Butler had been born in England to a middle-class family; his father was a local pastor, and Butler didn’t get along with his parents. He later wrote that they were “brutal and stupid by nature,” and “my father never liked me, nor I him; from my earliest recollections I can call to mind no time when I did not fear him and dislike him…. I have never passed a day without thinking of him many times over as the man who was sure to be against me.”
Butler’s dislike for his parents led to his emigration to New Zealand in 1859, where, at the age of about 24, he became a sheep farmer. He did pretty well at it, and eventually sold his farm for a substantial profit. His bigger accomplishment on his farm (which he wrote about in his book A First Year in Canterbury Settlement) was assembling drafts for his best-known novel, Erewhon. You may be familiar with Erewhon; it was first published in 1872, and has remained in print ever since.
Butler didn’t stop thinking about machine evolution after his letter to The Press — Erewhon includes three chapters specifically about conscious, self-replicating machines. That makes Butler one of the first (or the first) person to raise today’s issues about artificial intelligence and its dangers.
Butler didn’t stay in New Zealand; he returned to England in 1864 and rented rooms in Clifford’s Inn in London, where he stayed the rest of his life. Unfortunately you can’t visit Clifford’s Inn; it was demolished in 1934.
Butler published Erewhon anonymously at first, and the novel was extremely successful. There was so much public speculation about who might have written it that Butler finally revealed that he was the author, which made him a minor celebrity. He still had some financial difficulties, partly owing to his investment in two companies in Canada, both of which collapsed before he realized any profits. Luckily, though, his grandfather had left substantial property, and when Butler’s father died in 1886 Butler owned it all outright, which made him wealthy enough to devote himself to writing full-time, as well as enjoying annual vacations in Italy. He used Italy as the setting for two of his books, Alps and Sanctuaries of Piedmond and the Canton Tocino and Ex Voto. He also translated both the Iliad and the Odyssey from Greek; Butler’s translations are still read.

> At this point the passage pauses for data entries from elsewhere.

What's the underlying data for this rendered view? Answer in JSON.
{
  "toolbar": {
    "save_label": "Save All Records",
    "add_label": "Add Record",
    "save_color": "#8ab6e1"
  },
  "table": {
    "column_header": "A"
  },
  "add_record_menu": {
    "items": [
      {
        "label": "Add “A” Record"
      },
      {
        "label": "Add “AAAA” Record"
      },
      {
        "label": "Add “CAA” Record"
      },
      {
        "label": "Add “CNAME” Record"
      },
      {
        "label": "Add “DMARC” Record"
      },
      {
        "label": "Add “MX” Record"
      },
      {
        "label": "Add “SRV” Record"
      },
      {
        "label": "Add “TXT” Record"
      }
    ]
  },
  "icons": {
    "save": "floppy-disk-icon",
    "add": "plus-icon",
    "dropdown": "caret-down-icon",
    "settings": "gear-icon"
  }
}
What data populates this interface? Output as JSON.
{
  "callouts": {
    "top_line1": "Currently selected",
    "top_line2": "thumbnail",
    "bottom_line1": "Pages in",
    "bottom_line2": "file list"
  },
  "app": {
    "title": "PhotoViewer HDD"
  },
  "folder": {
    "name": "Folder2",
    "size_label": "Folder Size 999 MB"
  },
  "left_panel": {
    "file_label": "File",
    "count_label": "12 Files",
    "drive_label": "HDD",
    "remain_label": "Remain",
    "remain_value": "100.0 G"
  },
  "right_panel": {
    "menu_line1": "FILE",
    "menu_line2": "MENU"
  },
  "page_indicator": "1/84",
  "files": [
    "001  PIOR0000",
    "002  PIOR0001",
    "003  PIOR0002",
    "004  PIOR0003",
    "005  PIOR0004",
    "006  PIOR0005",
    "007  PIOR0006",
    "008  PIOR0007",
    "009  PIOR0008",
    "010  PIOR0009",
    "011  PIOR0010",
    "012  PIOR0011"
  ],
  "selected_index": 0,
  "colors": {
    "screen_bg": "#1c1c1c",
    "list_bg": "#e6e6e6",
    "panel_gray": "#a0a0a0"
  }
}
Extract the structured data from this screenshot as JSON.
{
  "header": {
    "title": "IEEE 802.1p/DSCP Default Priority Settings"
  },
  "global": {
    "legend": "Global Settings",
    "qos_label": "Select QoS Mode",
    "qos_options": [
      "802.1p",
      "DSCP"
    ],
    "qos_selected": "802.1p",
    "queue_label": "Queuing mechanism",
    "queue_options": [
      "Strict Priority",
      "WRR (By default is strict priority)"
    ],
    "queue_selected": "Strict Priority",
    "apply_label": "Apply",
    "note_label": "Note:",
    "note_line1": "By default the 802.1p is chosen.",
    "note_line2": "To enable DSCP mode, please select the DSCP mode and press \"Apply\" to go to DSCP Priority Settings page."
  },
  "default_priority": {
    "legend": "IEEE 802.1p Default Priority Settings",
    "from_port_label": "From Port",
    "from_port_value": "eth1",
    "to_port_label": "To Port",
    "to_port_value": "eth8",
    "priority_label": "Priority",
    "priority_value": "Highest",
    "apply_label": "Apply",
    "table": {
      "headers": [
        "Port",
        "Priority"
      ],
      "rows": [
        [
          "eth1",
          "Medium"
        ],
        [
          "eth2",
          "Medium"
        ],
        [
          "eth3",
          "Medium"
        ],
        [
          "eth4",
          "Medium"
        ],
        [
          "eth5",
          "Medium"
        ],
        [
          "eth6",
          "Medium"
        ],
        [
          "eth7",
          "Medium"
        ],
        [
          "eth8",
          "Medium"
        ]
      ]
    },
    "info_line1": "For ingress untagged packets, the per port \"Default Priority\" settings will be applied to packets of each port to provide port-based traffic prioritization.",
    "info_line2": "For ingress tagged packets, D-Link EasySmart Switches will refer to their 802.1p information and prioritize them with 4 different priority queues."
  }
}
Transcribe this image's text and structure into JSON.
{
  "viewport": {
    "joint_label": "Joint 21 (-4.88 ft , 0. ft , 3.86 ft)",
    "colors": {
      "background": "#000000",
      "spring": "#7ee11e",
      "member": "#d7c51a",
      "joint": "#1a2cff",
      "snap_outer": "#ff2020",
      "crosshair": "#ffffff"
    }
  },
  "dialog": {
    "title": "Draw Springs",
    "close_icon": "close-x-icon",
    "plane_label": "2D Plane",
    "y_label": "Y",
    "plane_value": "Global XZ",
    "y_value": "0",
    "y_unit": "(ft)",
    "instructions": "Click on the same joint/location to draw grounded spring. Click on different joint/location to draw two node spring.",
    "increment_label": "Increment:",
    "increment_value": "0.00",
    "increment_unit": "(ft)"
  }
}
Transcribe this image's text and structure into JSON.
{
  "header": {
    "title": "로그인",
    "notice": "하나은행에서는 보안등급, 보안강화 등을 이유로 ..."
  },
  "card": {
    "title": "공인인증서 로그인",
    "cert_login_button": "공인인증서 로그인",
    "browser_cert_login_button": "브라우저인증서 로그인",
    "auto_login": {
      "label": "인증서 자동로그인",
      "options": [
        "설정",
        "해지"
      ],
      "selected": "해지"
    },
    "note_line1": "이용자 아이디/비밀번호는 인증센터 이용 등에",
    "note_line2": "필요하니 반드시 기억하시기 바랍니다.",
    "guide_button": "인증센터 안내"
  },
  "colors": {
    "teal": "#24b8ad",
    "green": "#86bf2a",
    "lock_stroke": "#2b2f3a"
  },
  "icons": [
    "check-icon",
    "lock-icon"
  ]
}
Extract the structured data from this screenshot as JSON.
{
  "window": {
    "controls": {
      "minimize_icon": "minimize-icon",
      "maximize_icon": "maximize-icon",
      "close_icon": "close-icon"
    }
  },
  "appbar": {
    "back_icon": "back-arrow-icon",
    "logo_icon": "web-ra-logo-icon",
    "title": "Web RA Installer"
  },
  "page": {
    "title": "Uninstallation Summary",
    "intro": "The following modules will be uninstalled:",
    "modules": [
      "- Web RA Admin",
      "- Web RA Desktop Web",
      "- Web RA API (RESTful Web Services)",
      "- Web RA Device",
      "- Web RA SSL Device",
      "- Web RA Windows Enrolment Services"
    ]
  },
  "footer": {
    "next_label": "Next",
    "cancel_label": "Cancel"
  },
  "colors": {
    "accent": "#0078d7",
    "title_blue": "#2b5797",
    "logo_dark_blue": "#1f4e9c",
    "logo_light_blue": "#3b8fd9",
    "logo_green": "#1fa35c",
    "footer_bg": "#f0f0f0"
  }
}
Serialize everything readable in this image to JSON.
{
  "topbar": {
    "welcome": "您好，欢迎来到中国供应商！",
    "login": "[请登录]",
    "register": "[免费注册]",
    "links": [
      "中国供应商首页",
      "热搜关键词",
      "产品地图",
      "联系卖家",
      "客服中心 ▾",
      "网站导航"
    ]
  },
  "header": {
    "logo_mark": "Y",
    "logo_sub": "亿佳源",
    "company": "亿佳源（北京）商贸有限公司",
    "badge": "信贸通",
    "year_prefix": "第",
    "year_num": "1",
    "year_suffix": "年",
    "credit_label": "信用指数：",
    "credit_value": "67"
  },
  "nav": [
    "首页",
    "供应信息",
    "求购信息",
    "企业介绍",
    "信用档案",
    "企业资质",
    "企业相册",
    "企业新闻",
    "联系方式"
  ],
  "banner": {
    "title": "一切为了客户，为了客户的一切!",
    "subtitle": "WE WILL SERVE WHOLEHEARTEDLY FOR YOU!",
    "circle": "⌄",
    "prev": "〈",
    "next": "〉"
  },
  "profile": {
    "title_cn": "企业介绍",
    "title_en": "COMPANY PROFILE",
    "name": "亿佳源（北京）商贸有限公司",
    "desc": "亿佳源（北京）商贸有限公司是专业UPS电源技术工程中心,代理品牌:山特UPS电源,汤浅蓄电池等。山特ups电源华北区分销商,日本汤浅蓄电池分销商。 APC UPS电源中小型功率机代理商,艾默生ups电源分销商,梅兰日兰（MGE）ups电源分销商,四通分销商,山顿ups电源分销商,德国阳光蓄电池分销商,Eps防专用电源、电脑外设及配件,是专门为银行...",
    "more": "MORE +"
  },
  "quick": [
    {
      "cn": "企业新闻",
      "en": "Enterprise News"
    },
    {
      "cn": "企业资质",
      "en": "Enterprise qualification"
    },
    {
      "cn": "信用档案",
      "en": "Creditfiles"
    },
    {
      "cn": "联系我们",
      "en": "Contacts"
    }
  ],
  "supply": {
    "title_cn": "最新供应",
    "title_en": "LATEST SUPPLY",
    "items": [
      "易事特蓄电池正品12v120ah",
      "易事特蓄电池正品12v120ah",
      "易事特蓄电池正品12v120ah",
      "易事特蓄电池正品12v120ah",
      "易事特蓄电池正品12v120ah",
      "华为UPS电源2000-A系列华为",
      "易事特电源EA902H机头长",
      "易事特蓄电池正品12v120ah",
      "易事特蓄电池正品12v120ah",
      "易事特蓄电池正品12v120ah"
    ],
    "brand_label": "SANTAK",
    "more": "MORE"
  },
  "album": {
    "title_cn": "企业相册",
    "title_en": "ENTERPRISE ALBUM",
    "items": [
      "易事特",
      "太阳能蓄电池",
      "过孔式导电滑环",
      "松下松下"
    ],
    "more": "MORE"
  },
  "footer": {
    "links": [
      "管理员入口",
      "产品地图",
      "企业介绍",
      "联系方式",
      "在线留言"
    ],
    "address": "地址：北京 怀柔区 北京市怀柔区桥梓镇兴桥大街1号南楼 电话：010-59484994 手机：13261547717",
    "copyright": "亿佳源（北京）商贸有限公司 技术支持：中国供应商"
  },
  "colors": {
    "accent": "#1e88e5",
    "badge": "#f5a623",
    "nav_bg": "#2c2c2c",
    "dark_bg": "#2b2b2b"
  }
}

He lived to be 66, and passed away in 1902, after which his novel The Way of All Flesh was published posthumously, as he had directed. The novel is partly autobiographical, and Butler evidently worried that it would be too controversial to publish during his lifetime. It was pretty controversial even in 1903; its original edition was highly edited. It wasn’t until 1964 that Butler’s original manuscript was published intact, as Ernest Pontifex or The Way of All Flesh. The controversy Butler was wary of stems from the novel’s critical view of the hypocrisy of the Victorian era. The Way of All Flesh was ranked number 12 on the list of the best 100 English-language novels of the 20th Century by Modern Language. Erewhon is still regarded as a masterpiece, both because of its speculation about the then-future and the quality of its writing. You can find both works, and probably Butler’s translations of the Greek classics, in most any library.